Листопад месяц давал о себе знать, трава прижухла, лист начал куржавиться. Ночами артельные к костру жались, а когда к бродам добрались, решили в сумерки Днепр не переходить, переправляться поутру.
Последняя ночь на левом берегу, а завтра валка двинется правобережьем к Каневу, к засечной линии.
Спал Георгий чутко, подхватился, едва Улька котел принялась снимать. Помог. Собрались артельные у костра, тут караульный Терентий закричал:
— Печенега зрю, за кустами затаился!
Не успели мужики за мажарами залечь да за оружием — дотянуться, как печенег стрелу пустил, а сам на коня и в степь погнал. Упал Терентий замертво. Окружили его артельные.
— Печенег один гулял, однако нам мешкать нельзя, — сказал Аверкий, — ну как печенег воротится с товарищами, а у нас впереди переправа.
Похоронила валка огородника, подалась на другой берег.
* * *
В ту зиму Владимир не стал отправлять Бориса в Ростов, решил — по весне. За то время тиун с боярами с полюдья воротятся, скотница наполнится. Посмотрит, кого из воевод Борису выделить…
Хитрил великий князь. Все это он сам придумал в свое оправдание. И полюдье от Бориса не зависело, и воеводу ему наметил, чем Свенельд не дядька, да и у Бориса борода и усы уже пробиваются. По всему, не захотел Владимир зиму в одиночестве коротать, да и недомогалось ему. Как-то повел Борис разговор о предстоящем отъезде, но Владимир ответил:
— Оно бы пора, да не ко времени хворь моя. Гурген, врач ученый, говорит, ты, князь, на коня не садись до времени, ино с него снимать придется. А ну как ты в Ростов, а какой недруг объявится, кому дружину вести?

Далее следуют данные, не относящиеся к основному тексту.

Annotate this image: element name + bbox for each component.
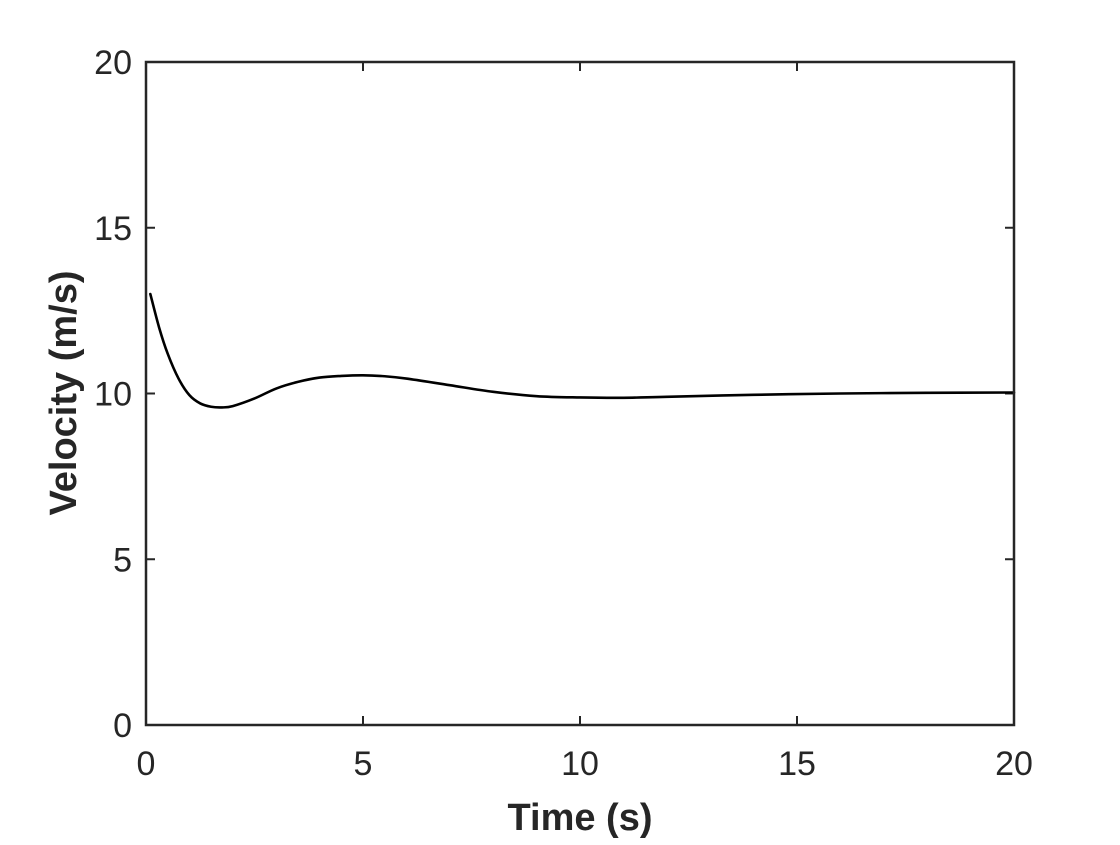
y-axis-title: Velocity (m/s) [43,271,85,516]
x-tick-label: 15 [778,745,816,783]
y-tick-label: 5 [113,541,132,579]
y-tick-label: 20 [94,44,132,82]
plot-area-frame [144,60,1016,727]
x-tick-label: 5 [354,745,373,783]
x-tick-label: 0 [137,745,156,783]
series-layer [149,292,1016,409]
y-tick-label: 0 [113,707,132,745]
x-axis-title: Time (s) [507,797,652,839]
x-tick-label: 10 [561,745,599,783]
y-tick-label: 10 [94,376,132,414]
x-tick-label: 20 [995,745,1033,783]
velocity-series-line [149,292,1016,409]
tick-labels-layer: 0 5 10 15 20 0 5 10 15 20 [94,44,1033,783]
y-tick-label: 15 [94,210,132,248]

Говорил так Владимир, но сам тому не верил — по снегу и морозу печенег не воин, а на Киевскую Русь никто из соседних государей не посягнет. Разве что Болеслав попытается, да и то ежели унюхает, что ослабела Русь. Но такое может случиться, коль сыновья свару между собой затеют. Однако у великого князя силы пока достаточно, чтоб На них узду накинуть…
Когда Владимир так рассуждал, то имел в виду Святополка, и то потому, что за его спиной Болеслав кружил, коварный лях…
Заводил с Владимиром разговор и Свенельд, но великий князь воеводу осадил:
— Не торопи, Свенельд. Да, по правде говоря, и не готов я. Прежде обещал Борису стол ростовский, но ноне терзаюсь. К весне определюсь. А Ростов от него не уйдет!
* * *
На подворье боярина Блуда шумно, челядь и холопы суетились Георгий воротился. Дворня отрока любила, веселый и обид никому не чинил. Боярыня Настена вокруг кружила, все расспрошала и как ездил, и что повидал. А стряпуха в поварне девок загоняла — на просторной печи варилось и жарилось, эвон как дите отощало.
Первым делом Георгию баню истопили, в дороге грязью оброс, в речке какое купание…
За стол в трапезной уселись, боярыня с сына глаз не спускает, умиляется, пригож, что надо. А Георгий на еду налегал, все метал, что ни подставляли. Блуд хмыкнул:
— Оголодал, вижу, а поумнел ли?
К концу трапезы сказал, как уже о решенном:
— Что мажару с солью пригнал, не твоя заслуга, Аверкия. По весне свою валку поведешь, да не в четыре мажары, в десяток. Наших холопов с тобой пошлю. Дорога тебе ведома, и ты в той валке старшим будешь, за все с тебя спрос.